Thargodal amaba la paz, amaba la paz de su gente más que nada. Estaba dispuesto a hacer cualquier cosa para protegerlos. Sin embargo, no podía alarmar a sus súbditos sin motivos. El miedo no debía gobernar a su pueblo, sino el orden. Así, mientras Thargodal mantenía su espalda hacia Londrinel, estas deliberaciones tenían lugar en su interior.
Repentinamente, sucedió algo inesperado.

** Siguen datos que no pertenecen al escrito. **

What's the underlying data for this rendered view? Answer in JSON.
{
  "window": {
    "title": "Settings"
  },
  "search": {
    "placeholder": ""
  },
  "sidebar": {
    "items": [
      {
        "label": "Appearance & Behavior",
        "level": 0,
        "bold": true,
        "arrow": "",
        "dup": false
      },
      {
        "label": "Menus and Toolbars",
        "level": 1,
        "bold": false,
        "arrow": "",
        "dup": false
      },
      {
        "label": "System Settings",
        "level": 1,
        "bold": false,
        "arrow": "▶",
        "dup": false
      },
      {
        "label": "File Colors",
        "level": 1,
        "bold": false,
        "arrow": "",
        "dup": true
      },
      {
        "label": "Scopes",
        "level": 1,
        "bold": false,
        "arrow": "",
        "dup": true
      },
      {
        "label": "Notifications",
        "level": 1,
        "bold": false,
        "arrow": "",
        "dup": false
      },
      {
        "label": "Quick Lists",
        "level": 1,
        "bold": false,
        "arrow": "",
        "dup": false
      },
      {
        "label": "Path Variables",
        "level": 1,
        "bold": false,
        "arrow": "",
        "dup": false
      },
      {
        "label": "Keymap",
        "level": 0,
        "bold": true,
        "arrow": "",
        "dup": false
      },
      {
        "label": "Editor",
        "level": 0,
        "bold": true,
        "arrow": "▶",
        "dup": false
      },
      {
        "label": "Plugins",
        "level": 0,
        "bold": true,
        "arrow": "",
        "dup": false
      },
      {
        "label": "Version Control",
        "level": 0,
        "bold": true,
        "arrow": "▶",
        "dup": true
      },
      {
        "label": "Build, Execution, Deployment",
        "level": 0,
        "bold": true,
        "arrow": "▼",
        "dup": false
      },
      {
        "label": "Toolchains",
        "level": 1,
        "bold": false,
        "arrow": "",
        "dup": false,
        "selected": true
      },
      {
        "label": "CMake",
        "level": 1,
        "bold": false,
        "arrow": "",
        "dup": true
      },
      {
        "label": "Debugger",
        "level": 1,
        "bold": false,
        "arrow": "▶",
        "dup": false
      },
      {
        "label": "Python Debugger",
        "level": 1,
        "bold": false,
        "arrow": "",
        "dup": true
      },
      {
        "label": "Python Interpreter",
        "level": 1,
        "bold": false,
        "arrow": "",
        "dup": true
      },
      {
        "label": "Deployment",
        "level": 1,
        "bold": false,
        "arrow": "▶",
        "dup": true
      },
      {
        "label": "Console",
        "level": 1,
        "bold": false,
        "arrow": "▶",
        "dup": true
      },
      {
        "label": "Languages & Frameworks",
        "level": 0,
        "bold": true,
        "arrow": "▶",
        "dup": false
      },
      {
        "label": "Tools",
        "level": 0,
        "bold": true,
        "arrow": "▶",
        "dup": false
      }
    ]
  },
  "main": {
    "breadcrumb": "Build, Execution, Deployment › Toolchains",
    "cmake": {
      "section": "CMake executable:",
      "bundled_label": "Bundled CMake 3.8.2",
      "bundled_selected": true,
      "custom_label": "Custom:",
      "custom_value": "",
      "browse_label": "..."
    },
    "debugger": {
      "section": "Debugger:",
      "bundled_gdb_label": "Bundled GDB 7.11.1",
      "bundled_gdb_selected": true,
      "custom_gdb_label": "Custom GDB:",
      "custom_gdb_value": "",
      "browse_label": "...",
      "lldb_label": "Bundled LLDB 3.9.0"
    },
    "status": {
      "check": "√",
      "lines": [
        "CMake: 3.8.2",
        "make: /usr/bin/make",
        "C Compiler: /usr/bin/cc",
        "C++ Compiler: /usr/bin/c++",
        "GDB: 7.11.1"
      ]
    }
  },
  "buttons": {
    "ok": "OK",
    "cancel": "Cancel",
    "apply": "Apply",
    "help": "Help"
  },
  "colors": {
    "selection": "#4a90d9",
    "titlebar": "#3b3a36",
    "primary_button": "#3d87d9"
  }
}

En respuesta a los pensamientos del rey, un llamado recorrió el cielo. Se extendió como un relámpago y fue escuchado por todas las águilas. Provenía desde la lejana superficie y ascendía hasta alcanzar el trono blanco de Thargodal. Londrinel lo escuchó y levantó la cabeza, confundido. El rey Thargodal también lo escuchó y de inmediato fijó su mirada en la dirección del origen de aquel llamado. La mirada del rey atravesó las nubes, montañas y más obstáculos materiales, vagando por el continente hasta llegar a la lejana tierra gobernada por los ponis. Allí, observó a la pequeña criatura que estaba haciendo el llamado, contempló lo que había sucedido, estaba sucediendo y podría suceder en ese lugar. Entonces, Thargodal supo lo que debía hacer a continuación.